On the other end of the line, I heard giggling. I’d totally forgotten about Tristan’s cousins. “Is that Timmy and Hannah?”
“Yeah. I should probably go downstairs and get them some dessert. We’re having a big dinner party and I have to watch them. The other two, Dana and Chris, are in the other room playing Nintendo. I wish Hannah and Timmy were as well entertained.” He paused to talk to his cousins. “I’ll go get you some in a minute! I’m talking to Ror – Mary.”
“You should probably go,” I said. For some reason, I felt unhappy by the prospect of his leaving. Don’t do this, I said. Don’t like him. He calls you Mary, remember?
“Yeah, I should,” he said. “ The cream puffs melt if you’re not careful.”
“Rory, get off the phone!” Mom said.
“What?” I asked.
“Cream puffs,” Tristan repeated.
“No, not you. I’m talking to my mom. What’s going on?”
“The power’s back on!” she said, dancing around the living room.
The TV flickered on in time to hear the announcer say, “And that was ‘Road to Riches’ for this week.

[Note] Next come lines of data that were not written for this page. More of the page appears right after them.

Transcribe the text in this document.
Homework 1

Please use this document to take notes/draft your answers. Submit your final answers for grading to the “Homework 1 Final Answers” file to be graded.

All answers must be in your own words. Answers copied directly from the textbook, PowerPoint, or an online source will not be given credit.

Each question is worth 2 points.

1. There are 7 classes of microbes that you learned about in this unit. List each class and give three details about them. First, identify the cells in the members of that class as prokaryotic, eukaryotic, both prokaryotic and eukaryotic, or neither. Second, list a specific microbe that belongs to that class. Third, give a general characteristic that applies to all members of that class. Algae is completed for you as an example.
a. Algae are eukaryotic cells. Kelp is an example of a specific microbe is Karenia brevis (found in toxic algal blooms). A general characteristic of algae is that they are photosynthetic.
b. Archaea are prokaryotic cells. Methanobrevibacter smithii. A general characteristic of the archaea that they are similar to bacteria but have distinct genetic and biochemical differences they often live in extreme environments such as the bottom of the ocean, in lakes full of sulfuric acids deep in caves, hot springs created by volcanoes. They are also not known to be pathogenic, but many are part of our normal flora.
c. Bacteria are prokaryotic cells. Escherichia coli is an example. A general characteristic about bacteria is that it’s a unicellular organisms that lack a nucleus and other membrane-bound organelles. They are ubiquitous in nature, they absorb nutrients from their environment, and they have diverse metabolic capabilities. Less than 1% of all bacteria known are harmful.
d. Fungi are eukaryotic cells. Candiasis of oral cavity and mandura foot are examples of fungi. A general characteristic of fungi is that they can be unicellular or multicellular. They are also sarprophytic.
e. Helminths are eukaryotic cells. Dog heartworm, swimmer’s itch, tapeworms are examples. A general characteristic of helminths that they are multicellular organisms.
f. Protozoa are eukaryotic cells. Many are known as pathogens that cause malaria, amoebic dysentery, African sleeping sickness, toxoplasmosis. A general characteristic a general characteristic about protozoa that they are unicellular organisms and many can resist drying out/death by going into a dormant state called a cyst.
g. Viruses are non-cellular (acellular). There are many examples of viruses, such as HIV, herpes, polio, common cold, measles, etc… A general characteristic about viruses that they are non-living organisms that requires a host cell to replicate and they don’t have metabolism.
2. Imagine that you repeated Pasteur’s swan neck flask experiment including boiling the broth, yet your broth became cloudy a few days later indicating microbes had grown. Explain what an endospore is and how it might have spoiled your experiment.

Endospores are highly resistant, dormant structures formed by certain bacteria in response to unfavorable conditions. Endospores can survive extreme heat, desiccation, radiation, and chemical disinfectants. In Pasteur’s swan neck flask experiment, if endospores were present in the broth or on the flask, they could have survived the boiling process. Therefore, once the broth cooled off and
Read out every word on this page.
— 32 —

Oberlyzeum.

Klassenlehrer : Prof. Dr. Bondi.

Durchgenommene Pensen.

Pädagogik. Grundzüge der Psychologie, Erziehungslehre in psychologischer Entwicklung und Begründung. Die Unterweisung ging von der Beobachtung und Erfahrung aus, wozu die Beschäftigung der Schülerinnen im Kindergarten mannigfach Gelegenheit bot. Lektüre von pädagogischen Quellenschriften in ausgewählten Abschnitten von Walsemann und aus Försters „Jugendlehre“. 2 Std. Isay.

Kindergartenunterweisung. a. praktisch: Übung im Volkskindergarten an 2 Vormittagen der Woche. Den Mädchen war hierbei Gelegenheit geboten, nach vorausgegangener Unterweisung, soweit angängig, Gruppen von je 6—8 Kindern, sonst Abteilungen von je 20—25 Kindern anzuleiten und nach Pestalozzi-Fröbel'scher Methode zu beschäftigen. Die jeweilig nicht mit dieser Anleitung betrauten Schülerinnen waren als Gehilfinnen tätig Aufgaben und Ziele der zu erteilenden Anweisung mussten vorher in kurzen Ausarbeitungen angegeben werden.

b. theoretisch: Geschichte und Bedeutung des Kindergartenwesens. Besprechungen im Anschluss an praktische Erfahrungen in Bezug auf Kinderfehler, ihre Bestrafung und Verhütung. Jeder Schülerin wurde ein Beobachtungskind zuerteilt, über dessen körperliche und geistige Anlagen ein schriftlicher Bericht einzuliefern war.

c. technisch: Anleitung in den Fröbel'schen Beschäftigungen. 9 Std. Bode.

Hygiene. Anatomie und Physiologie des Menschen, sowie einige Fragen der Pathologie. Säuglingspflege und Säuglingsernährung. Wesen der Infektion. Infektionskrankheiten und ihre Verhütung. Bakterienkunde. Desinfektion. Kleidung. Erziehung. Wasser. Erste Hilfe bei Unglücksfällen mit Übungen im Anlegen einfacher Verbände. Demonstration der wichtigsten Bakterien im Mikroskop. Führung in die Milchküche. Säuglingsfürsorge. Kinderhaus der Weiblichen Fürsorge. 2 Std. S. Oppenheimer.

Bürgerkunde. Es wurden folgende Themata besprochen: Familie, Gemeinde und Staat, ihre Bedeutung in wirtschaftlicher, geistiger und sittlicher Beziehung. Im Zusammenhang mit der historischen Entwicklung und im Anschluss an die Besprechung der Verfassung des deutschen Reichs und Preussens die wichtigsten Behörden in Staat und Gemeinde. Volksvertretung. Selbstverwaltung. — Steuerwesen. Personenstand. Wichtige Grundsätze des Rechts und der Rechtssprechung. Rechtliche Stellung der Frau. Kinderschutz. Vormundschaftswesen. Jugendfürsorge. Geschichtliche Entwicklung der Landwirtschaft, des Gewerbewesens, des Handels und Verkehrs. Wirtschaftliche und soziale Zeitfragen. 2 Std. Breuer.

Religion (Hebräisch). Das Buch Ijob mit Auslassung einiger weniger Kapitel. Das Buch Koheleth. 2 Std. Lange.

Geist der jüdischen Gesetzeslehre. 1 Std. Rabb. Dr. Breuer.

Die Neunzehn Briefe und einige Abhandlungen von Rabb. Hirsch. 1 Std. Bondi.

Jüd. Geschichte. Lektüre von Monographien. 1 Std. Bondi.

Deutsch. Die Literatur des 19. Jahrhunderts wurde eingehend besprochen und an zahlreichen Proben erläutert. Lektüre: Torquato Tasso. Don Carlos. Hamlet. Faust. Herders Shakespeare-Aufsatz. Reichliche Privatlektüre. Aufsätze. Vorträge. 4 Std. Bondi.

We’ll be back next week with four new contestants.”
"Dang!” Mom repeated.
“Oh,” I said. “Well, bye, Tristan.”
There was no response; just the dial tone.
That made me long for his voice even more.
On Monday, Tristan met me at his locker. “Well, Dean and Paris had a really good time at the art show,” he said.
“Yeah, I guess they did.” I put away my geography book. “What’s that?”
He handed me a bag. “Cream puff. I saved it.”
“Thanks. You didn’t have to do that.”
“Yeah, I did. You had to listen to my rant about Rebecca and Sam.” He leaned down and gave me a very light kiss on the cheek. “Later, Mary.”
I watched him saunter off down the hall, feeling terribly confused. But there was another feeling. Elation? I wondered. Why not?